At 2:00 p.m., however, the nurse didn’t want to discharge him due to his pain.  I had to advocate for his desires, which he could no longer verbalize.  He wasn’t making any sense at all.  He was confused about who I was, which had never happened before.  It took an hour to convince the nurse, get him pain meds, and try to move him to a wheel chair.  It was impossible.  On 10mg of morphine in addition to Ativan, he was still in too much pain to move.  I continued to advocate, “there must be a way to get him moved”.  Finally, she acknowledged that an ambulance could come and take him home.

Another hour passed, and two strapping young men lifted his sheet and slid him, almost effortlessly, onto a stretcher.  He moaned and then was quiet.  They rolled him out to the ambulance with me holding his hand.  He slept.  He no longer seemed to be in pain at all!  It was remarkable.  As soon as he was out of the hospital, he felt much better.

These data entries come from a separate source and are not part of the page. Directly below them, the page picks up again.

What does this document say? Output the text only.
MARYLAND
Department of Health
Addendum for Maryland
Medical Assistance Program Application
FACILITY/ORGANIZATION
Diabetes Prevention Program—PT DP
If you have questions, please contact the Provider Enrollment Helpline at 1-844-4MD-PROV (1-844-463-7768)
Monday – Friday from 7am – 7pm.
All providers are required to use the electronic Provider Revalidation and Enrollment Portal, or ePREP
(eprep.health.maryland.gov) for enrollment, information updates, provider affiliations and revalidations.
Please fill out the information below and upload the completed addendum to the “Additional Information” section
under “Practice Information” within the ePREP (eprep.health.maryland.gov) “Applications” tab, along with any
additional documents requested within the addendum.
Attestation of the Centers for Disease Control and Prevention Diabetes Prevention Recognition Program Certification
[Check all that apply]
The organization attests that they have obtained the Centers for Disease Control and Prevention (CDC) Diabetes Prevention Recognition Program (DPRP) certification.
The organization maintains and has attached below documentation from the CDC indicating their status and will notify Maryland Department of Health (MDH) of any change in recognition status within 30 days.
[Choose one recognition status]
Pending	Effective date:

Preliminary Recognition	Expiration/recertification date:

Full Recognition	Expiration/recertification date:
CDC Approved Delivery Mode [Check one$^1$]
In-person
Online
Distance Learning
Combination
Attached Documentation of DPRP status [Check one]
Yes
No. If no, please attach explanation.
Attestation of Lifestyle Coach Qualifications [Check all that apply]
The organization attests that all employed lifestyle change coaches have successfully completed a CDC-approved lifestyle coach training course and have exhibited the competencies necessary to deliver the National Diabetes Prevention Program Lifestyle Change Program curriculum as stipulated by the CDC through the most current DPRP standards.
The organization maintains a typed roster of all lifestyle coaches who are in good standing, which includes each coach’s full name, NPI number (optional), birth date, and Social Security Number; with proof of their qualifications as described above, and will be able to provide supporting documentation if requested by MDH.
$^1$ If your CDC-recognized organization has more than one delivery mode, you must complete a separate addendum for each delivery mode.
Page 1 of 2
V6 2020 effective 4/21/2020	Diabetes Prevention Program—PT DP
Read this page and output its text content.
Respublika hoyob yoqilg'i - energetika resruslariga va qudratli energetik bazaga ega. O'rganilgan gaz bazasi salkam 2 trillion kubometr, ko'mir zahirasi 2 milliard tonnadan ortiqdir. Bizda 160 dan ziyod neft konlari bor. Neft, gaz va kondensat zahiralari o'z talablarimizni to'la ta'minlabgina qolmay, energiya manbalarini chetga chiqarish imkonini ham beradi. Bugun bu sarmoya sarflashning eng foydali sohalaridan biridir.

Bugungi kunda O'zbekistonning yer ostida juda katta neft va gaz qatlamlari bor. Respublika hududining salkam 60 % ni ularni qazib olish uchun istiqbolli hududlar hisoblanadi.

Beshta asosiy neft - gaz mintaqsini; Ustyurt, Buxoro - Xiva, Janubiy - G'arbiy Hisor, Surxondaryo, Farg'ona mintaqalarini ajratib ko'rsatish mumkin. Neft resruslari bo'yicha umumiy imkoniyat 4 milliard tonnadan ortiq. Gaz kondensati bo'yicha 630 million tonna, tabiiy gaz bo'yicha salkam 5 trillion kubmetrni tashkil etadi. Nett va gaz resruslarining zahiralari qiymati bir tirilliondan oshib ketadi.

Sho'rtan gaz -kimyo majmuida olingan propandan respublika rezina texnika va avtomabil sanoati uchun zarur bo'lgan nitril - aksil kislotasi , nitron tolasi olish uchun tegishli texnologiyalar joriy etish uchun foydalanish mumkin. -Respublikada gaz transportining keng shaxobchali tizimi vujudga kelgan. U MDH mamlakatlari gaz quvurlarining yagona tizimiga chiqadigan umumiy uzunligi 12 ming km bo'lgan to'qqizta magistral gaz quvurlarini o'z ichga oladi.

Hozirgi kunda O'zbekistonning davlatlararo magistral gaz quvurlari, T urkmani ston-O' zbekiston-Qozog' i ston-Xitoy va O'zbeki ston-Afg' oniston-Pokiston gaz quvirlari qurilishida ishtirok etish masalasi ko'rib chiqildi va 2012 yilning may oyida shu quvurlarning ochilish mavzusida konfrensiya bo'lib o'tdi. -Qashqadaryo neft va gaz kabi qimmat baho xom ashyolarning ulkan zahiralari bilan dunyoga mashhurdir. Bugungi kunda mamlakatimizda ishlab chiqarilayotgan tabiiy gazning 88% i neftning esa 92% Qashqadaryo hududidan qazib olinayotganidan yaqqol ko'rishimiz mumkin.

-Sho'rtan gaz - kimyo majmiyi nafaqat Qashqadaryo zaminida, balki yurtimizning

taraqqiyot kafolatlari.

We got him home and into bed with a few minor moans.  After that, he had to be turned to avoid bed sores, and could have Morphine as frequently as every hour, yet he didn’t need it that much.  He just wasn’t in that much pain.  I got a crash course on caring for the bedridden from the hospice nurse.  Upon discharge he was referred to hospice.  He was in renal failure and the nurse assured me it wouldn’t be long, a few weeks maybe, and he wouldn’t suffer much.  “If I could choose how to die,” she said, “I’d die this way.”

I stayed all day, and went home to sleep, returning the next day.  My mother was in early stage dementia and I knew she wouldn’t remember what to do.  The caregiver wasn’t available on the weekend and I wanted to be there.  I wanted to be with him as much as I could since I knew it wouldn’t be long.  Sunday, I stayed the whole day again and the caregiver agreed to come for the night.  I left at 7:30 p.m. dead tired and went straight to sleep.  My father still hadn’t awakened and wasn’t eating or drinking.  At 9:30p.m., she called, he had died, so quickly!

It wasn’t until much later that I realized that there had been pennies each of three days before he died, around his hospitalization, the all-day care, the day he died, and the day after.  My guides and my son had been letting me know they were there, supporting me, guiding me, letting me know I was on the right track advocating for him to come home, all of it.